Ruby Irene Murfin. |
At the age of 37 she was still slender and pretty. She tried to stay as stylish as budget and a wish book catalogue would allow. On Sunday she wore a netted cloche hat over her soft brown hair, silk dresses that showed off her arms and her legs, a string of cultured pearls, white gloves, shiny black pumps with a pretty leather bow, and cloth coat with an arctic fox fur collar. Perhaps she was a threat to frumpier wives or perhaps they thought she put on airs.
But my mother was an independent, intelligent and determined woman. There had to be some way of attracting notice, of crashing the closed circle of respectable society in a town like this. Some time just after Christmas, alone in the little apartment with us boys, the cathedral radio humming and popping behind some far away soap opera, reading a flimsy copy of the Delta Independent, she had a brilliant idea.

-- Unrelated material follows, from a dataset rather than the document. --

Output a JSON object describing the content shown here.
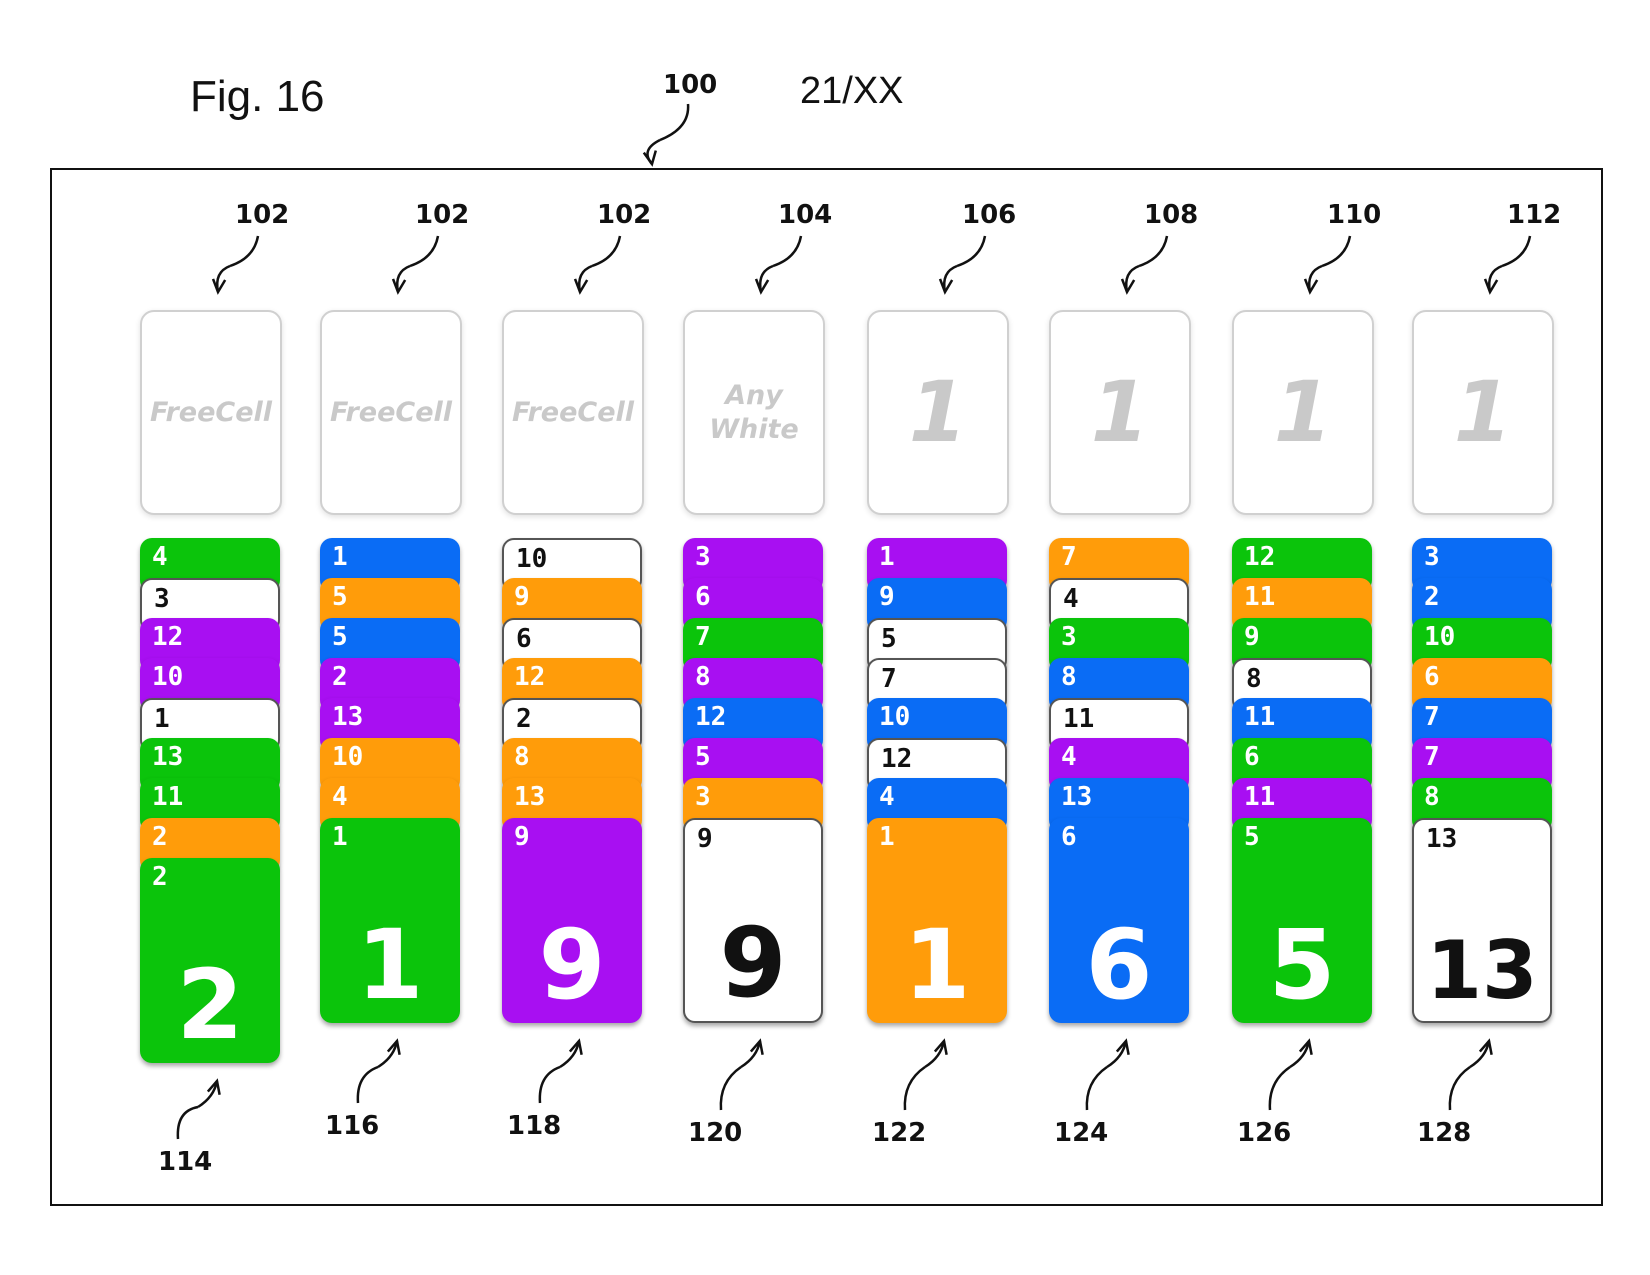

She picked up the phone from the table by the pathetic tree and asked the operator to ring the paper. “I want to speak to the editor,” she said. “What are you doing for the front page New Year’s Eve?” she demanded. “You know it’s going to be not just any New Year, but the first year of the second half of the century and a stock cartoon of a baby and father time just won’t do. Don’t worry, I have just the thing for you…”
Mother busied herself until the photographer came. Out came the globe on which she had traced my father’s movement during the War. She cobbled a sword from some pieces of lathing, grabbed her shiniest pot from the kitchen, and even found silk opera hat my father had once used in some Masonic ritual. The last touch was a small cloth stuffed partridge with a pink feather tail that had hung on the Christmas tree.

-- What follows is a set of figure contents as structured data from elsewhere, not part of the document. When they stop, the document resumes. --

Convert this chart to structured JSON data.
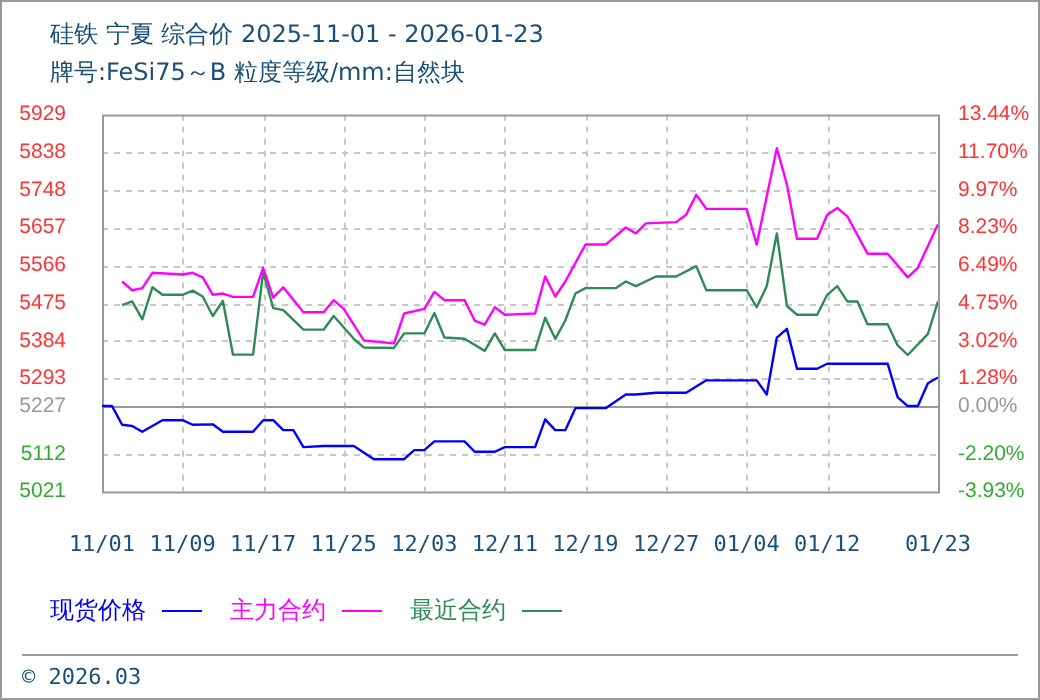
{
  "chart_data": {
    "type": "line",
    "title": "硅铁 宁夏 综合价 2025-11-01 - 2026-01-23",
    "subtitle": "牌号:FeSi75～B 粒度等级/mm:自然块",
    "xlim": [
      "2025-11-01",
      "2026-01-23"
    ],
    "xticks": [
      {
        "value": "2025-11-01",
        "label": "11/01"
      },
      {
        "value": "2025-11-09",
        "label": "11/09"
      },
      {
        "value": "2025-11-17",
        "label": "11/17"
      },
      {
        "value": "2025-11-25",
        "label": "11/25"
      },
      {
        "value": "2025-12-03",
        "label": "12/03"
      },
      {
        "value": "2025-12-11",
        "label": "12/11"
      },
      {
        "value": "2025-12-19",
        "label": "12/19"
      },
      {
        "value": "2025-12-27",
        "label": "12/27"
      },
      {
        "value": "2026-01-04",
        "label": "01/04"
      },
      {
        "value": "2026-01-12",
        "label": "01/12"
      },
      {
        "value": "2026-01-23",
        "label": "01/23"
      }
    ],
    "ylim": [
      5021,
      5929
    ],
    "yticks": [
      5021,
      5112,
      5227,
      5293,
      5384,
      5475,
      5566,
      5657,
      5748,
      5838,
      5929
    ],
    "y2lim": [
      -3.93,
      13.44
    ],
    "y2ticks": [
      {
        "value": -3.93,
        "label": "-3.93%"
      },
      {
        "value": -2.2,
        "label": "-2.20%"
      },
      {
        "value": 0,
        "label": "0.00%"
      },
      {
        "value": 1.28,
        "label": "1.28%"
      },
      {
        "value": 3.02,
        "label": "3.02%"
      },
      {
        "value": 4.75,
        "label": "4.75%"
      },
      {
        "value": 6.49,
        "label": "6.49%"
      },
      {
        "value": 8.23,
        "label": "8.23%"
      },
      {
        "value": 9.97,
        "label": "9.97%"
      },
      {
        "value": 11.7,
        "label": "11.70%"
      },
      {
        "value": 13.44,
        "label": "13.44%"
      }
    ],
    "ref_lines": [
      {
        "axis": "y",
        "value": 5227,
        "color": "#999999"
      }
    ],
    "grid": true,
    "legend": "bottom",
    "marker": "none",
    "line_style": "solid",
    "annotations": [
      "© 2026.03"
    ],
    "series": [
      {
        "name": "现货价格",
        "color": "#0000ff",
        "x": [
          "2025-11-01",
          "2025-11-02",
          "2025-11-03",
          "2025-11-04",
          "2025-11-05",
          "2025-11-07",
          "2025-11-09",
          "2025-11-10",
          "2025-11-12",
          "2025-11-13",
          "2025-11-16",
          "2025-11-17",
          "2025-11-18",
          "2025-11-19",
          "2025-11-20",
          "2025-11-21",
          "2025-11-23",
          "2025-11-26",
          "2025-11-28",
          "2025-12-01",
          "2025-12-02",
          "2025-12-03",
          "2025-12-04",
          "2025-12-07",
          "2025-12-08",
          "2025-12-10",
          "2025-12-11",
          "2025-12-14",
          "2025-12-15",
          "2025-12-16",
          "2025-12-17",
          "2025-12-18",
          "2025-12-21",
          "2025-12-23",
          "2025-12-24",
          "2025-12-26",
          "2025-12-29",
          "2025-12-31",
          "2026-01-05",
          "2026-01-06",
          "2026-01-07",
          "2026-01-08",
          "2026-01-09",
          "2026-01-11",
          "2026-01-12",
          "2026-01-18",
          "2026-01-19",
          "2026-01-20",
          "2026-01-21",
          "2026-01-22",
          "2026-01-23"
        ],
        "values": [
          5227,
          5227,
          5182,
          5179,
          5165,
          5193,
          5193,
          5182,
          5183,
          5165,
          5165,
          5193,
          5193,
          5169,
          5169,
          5128,
          5131,
          5131,
          5099,
          5099,
          5121,
          5121,
          5142,
          5142,
          5117,
          5117,
          5128,
          5128,
          5195,
          5169,
          5169,
          5222,
          5222,
          5255,
          5255,
          5259,
          5259,
          5289,
          5289,
          5255,
          5392,
          5413,
          5317,
          5317,
          5329,
          5329,
          5248,
          5227,
          5227,
          5282,
          5296
        ]
      },
      {
        "name": "主力合约",
        "color": "#ff00ff",
        "x": [
          "2025-11-03",
          "2025-11-04",
          "2025-11-05",
          "2025-11-06",
          "2025-11-09",
          "2025-11-10",
          "2025-11-11",
          "2025-11-12",
          "2025-11-13",
          "2025-11-14",
          "2025-11-16",
          "2025-11-17",
          "2025-11-18",
          "2025-11-19",
          "2025-11-21",
          "2025-11-23",
          "2025-11-24",
          "2025-11-25",
          "2025-11-27",
          "2025-11-30",
          "2025-12-01",
          "2025-12-03",
          "2025-12-04",
          "2025-12-05",
          "2025-12-07",
          "2025-12-08",
          "2025-12-09",
          "2025-12-10",
          "2025-12-11",
          "2025-12-14",
          "2025-12-15",
          "2025-12-16",
          "2025-12-17",
          "2025-12-19",
          "2025-12-21",
          "2025-12-23",
          "2025-12-24",
          "2025-12-25",
          "2025-12-28",
          "2025-12-29",
          "2025-12-30",
          "2025-12-31",
          "2026-01-04",
          "2026-01-05",
          "2026-01-07",
          "2026-01-08",
          "2026-01-09",
          "2026-01-11",
          "2026-01-12",
          "2026-01-13",
          "2026-01-14",
          "2026-01-16",
          "2026-01-18",
          "2026-01-20",
          "2026-01-21",
          "2026-01-23"
        ],
        "values": [
          5527,
          5506,
          5511,
          5548,
          5544,
          5548,
          5537,
          5495,
          5498,
          5490,
          5490,
          5560,
          5488,
          5513,
          5453,
          5453,
          5482,
          5461,
          5385,
          5378,
          5450,
          5461,
          5502,
          5482,
          5482,
          5433,
          5423,
          5465,
          5447,
          5450,
          5539,
          5491,
          5527,
          5616,
          5616,
          5657,
          5643,
          5667,
          5670,
          5688,
          5736,
          5702,
          5702,
          5616,
          5848,
          5761,
          5630,
          5630,
          5688,
          5704,
          5684,
          5594,
          5594,
          5537,
          5560,
          5665
        ]
      },
      {
        "name": "最近合约",
        "color": "#2e8b57",
        "x": [
          "2025-11-03",
          "2025-11-04",
          "2025-11-05",
          "2025-11-06",
          "2025-11-07",
          "2025-11-09",
          "2025-11-10",
          "2025-11-11",
          "2025-11-12",
          "2025-11-13",
          "2025-11-14",
          "2025-11-16",
          "2025-11-17",
          "2025-11-18",
          "2025-11-19",
          "2025-11-21",
          "2025-11-23",
          "2025-11-24",
          "2025-11-26",
          "2025-11-27",
          "2025-11-30",
          "2025-12-01",
          "2025-12-03",
          "2025-12-04",
          "2025-12-05",
          "2025-12-07",
          "2025-12-09",
          "2025-12-10",
          "2025-12-11",
          "2025-12-14",
          "2025-12-15",
          "2025-12-16",
          "2025-12-17",
          "2025-12-18",
          "2025-12-19",
          "2025-12-22",
          "2025-12-23",
          "2025-12-24",
          "2025-12-26",
          "2025-12-28",
          "2025-12-30",
          "2025-12-31",
          "2026-01-04",
          "2026-01-05",
          "2026-01-06",
          "2026-01-07",
          "2026-01-08",
          "2026-01-09",
          "2026-01-11",
          "2026-01-12",
          "2026-01-13",
          "2026-01-14",
          "2026-01-15",
          "2026-01-16",
          "2026-01-18",
          "2026-01-19",
          "2026-01-20",
          "2026-01-22",
          "2026-01-23"
        ],
        "values": [
          5470,
          5479,
          5436,
          5513,
          5495,
          5495,
          5505,
          5491,
          5444,
          5480,
          5351,
          5351,
          5550,
          5463,
          5458,
          5411,
          5411,
          5444,
          5389,
          5368,
          5367,
          5402,
          5402,
          5451,
          5392,
          5389,
          5360,
          5402,
          5362,
          5362,
          5440,
          5389,
          5433,
          5498,
          5511,
          5511,
          5527,
          5516,
          5539,
          5539,
          5564,
          5506,
          5506,
          5465,
          5516,
          5643,
          5468,
          5447,
          5447,
          5495,
          5516,
          5479,
          5479,
          5424,
          5424,
          5373,
          5350,
          5401,
          5479
        ]
      }
    ]
  }
}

When the photographer knocked on the door, she hurriedly let him in. At first she tried to put the pot helmet on me, but I kept swinging wildly with the wooden sword and nearly knocked down the Christmas tree and impaled my brother. Tim, smaller than me, was as always calm and compliant, so she gave him the helmet and sword. She quickly put the topper on my head and gave me the bird to squeeze tightly. Positioning us on either side of the globe, she barked an order to the photographer, “Snap them quick, they won’t stand still for long.”
Her triumph came on Sunday morning. All over Delta folks picked copies of the Sunday Independent from their stoops or doorways and saw Mrs. Murfin’s twins, in all of our diapered glory, the spirits of war and peace contesting for the world in a new age.
Later the ladies at church surrounded her after services, cooed over the picture, stroked her arms and invited her for tea with The Aid.